Meteorologists use a number of models and data sources to track the forms and movements of clouds that may indicate severe storms. Therefore, it is difficult to observe all the storm’s formations, scientists are now turning to artificial intelligence AI for a better outcome to predict bad weather.
According to the scientific phys, a computer model is now available that can help meteorologists identify the potential severe storms more quickly and accurately, thanks to a team of researchers in Pennsylvania, AccuWeather Inc and Almeria University in Spain.
They developed a framework based on a type of artificial intelligence, which detects rotational movements in cloud satellite images that may not have been noticed.
Steve Wistar, senior forensic meteorologist at AccuWeather, said the presence of this tool to draw its attention to structures that could be threatened could help to create better predictions.

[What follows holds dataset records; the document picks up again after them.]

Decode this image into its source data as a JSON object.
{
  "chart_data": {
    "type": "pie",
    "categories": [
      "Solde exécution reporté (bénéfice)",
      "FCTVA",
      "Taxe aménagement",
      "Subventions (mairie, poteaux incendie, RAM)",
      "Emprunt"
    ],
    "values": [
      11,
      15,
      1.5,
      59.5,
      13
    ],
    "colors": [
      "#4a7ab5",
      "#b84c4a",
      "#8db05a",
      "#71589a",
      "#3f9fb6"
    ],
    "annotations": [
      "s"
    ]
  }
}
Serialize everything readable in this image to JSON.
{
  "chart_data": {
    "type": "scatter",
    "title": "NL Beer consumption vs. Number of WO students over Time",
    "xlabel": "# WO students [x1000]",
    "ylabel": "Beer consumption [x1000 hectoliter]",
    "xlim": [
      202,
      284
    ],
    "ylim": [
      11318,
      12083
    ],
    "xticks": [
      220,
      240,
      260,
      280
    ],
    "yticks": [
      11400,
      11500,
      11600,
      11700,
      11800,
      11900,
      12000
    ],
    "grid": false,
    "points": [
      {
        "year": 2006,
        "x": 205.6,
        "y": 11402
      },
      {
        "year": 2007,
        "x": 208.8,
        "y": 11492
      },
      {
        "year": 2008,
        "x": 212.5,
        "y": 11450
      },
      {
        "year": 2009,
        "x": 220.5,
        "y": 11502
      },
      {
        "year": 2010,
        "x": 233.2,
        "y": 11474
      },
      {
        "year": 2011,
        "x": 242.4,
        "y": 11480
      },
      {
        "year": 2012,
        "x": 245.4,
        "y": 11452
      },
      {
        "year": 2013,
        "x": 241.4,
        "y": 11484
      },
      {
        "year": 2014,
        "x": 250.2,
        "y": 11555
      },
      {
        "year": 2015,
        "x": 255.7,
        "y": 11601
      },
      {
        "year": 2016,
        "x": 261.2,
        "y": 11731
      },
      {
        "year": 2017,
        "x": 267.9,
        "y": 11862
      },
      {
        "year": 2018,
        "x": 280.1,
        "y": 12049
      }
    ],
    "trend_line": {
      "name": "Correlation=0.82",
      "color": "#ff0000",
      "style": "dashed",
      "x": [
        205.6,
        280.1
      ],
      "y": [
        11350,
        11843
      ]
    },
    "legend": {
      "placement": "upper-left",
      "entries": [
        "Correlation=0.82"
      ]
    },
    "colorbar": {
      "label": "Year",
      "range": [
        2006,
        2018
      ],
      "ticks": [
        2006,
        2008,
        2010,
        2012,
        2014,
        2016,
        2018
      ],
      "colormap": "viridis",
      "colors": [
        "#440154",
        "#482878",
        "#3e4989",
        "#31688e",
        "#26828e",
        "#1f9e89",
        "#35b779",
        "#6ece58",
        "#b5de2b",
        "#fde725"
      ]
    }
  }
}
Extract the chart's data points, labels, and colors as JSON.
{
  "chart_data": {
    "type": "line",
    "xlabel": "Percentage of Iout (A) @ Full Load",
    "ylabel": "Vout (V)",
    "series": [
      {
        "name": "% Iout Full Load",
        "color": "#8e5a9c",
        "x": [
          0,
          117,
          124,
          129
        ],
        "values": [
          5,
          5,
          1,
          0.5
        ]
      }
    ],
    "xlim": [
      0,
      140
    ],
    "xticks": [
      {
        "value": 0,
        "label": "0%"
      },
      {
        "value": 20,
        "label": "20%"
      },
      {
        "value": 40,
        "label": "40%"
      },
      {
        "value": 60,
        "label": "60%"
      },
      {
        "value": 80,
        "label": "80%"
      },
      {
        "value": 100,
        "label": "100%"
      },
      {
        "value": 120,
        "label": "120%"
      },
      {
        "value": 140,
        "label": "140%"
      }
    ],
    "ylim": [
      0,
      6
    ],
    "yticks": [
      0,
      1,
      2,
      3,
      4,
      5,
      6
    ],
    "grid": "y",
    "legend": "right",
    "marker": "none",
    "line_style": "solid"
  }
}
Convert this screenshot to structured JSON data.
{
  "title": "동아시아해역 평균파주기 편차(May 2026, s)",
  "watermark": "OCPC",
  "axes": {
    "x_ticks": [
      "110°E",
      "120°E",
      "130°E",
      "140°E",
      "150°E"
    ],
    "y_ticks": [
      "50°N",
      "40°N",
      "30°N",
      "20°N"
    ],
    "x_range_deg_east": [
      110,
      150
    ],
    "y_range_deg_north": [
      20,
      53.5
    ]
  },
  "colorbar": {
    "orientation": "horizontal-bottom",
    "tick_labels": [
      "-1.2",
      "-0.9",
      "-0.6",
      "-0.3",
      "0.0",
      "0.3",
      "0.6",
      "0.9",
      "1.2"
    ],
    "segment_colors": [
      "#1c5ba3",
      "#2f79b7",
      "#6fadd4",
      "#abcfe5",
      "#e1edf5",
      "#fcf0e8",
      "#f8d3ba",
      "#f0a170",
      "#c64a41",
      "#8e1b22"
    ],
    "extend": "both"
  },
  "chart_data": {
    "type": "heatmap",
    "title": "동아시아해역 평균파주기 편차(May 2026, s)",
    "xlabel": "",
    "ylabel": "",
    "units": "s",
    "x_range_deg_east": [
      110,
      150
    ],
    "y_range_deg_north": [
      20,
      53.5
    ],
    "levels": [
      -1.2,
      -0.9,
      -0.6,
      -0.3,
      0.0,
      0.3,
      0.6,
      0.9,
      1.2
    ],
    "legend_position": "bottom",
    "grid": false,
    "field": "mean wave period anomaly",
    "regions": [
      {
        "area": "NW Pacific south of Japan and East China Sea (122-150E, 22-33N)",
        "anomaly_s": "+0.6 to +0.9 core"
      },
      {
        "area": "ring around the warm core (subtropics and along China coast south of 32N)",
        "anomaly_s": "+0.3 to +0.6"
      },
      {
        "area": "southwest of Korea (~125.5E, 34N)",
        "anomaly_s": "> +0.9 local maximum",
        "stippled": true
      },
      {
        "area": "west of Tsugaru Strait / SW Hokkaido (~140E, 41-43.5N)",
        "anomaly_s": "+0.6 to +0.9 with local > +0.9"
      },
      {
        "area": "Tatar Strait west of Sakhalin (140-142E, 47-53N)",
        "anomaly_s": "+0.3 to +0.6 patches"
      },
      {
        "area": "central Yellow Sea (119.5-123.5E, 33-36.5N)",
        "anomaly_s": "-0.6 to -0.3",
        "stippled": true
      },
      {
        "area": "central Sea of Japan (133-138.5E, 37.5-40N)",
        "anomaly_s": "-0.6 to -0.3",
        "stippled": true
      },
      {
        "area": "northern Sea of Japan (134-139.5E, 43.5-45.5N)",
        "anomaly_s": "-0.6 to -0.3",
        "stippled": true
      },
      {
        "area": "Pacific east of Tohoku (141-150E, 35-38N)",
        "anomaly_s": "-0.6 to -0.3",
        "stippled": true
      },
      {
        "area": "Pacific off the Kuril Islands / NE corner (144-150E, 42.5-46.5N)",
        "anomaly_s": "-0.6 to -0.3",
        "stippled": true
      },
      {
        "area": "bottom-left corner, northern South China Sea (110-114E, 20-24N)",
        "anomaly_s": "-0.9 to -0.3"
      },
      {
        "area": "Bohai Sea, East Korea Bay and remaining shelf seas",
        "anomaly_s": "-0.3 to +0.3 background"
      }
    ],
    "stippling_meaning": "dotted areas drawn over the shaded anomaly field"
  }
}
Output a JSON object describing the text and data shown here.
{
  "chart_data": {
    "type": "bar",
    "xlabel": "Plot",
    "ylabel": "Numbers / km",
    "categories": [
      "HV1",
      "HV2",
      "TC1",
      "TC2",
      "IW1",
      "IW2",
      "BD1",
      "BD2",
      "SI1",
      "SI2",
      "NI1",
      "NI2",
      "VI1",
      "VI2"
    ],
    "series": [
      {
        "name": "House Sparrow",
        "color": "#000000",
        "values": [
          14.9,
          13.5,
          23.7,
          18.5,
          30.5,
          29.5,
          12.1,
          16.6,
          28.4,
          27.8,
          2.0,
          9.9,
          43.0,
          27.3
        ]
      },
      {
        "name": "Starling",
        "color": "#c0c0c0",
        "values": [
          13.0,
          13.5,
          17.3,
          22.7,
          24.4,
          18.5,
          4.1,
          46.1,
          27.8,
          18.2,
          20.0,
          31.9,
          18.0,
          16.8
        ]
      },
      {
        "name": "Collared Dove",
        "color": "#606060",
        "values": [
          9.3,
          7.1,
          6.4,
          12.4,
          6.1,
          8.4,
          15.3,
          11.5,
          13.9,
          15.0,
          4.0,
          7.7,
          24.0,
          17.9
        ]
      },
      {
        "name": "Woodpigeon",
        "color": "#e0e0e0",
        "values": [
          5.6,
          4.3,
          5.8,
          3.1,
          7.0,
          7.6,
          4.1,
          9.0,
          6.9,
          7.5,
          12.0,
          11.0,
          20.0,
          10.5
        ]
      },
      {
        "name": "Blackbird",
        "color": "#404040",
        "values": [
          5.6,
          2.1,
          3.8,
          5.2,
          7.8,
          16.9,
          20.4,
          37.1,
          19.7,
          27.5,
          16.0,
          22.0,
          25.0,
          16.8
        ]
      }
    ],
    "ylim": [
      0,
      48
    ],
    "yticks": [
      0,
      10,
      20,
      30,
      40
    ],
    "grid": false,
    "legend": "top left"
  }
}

He explained that the best kind of prediction is that includes as much data as possible, as the atmosphere is endless complex, using models and data and analysis through AI, can take a quick look at the most complete form of the atmosphere.
The test observed more than 50,000 weather satellite images in the United States, where experts identified patterns of clouds strongly linked to hurricane formation that could lead to severe climate events, including cold, thunderstorms, high winds and snowstorms.
This project enhances earlier work between AccuWeather and a College of IST research group led by professor James Wang, who is the dissertation adviser of Zheng.
“We recognized when our collaboration began [with AccuWeather in 2010] that a significant challenge facing meteorologists and climatologists was in making sense of the vast and continually increasing amount of data generated by Earth observation satellites, radars and sensor networks,” said Wang. “It is essential to have computerized systems analyze with the help of artificial intelligence and learn from the data so we can provide timely and proper interpretation of the data in time-sensitive applications such as severe-weather forecasting.”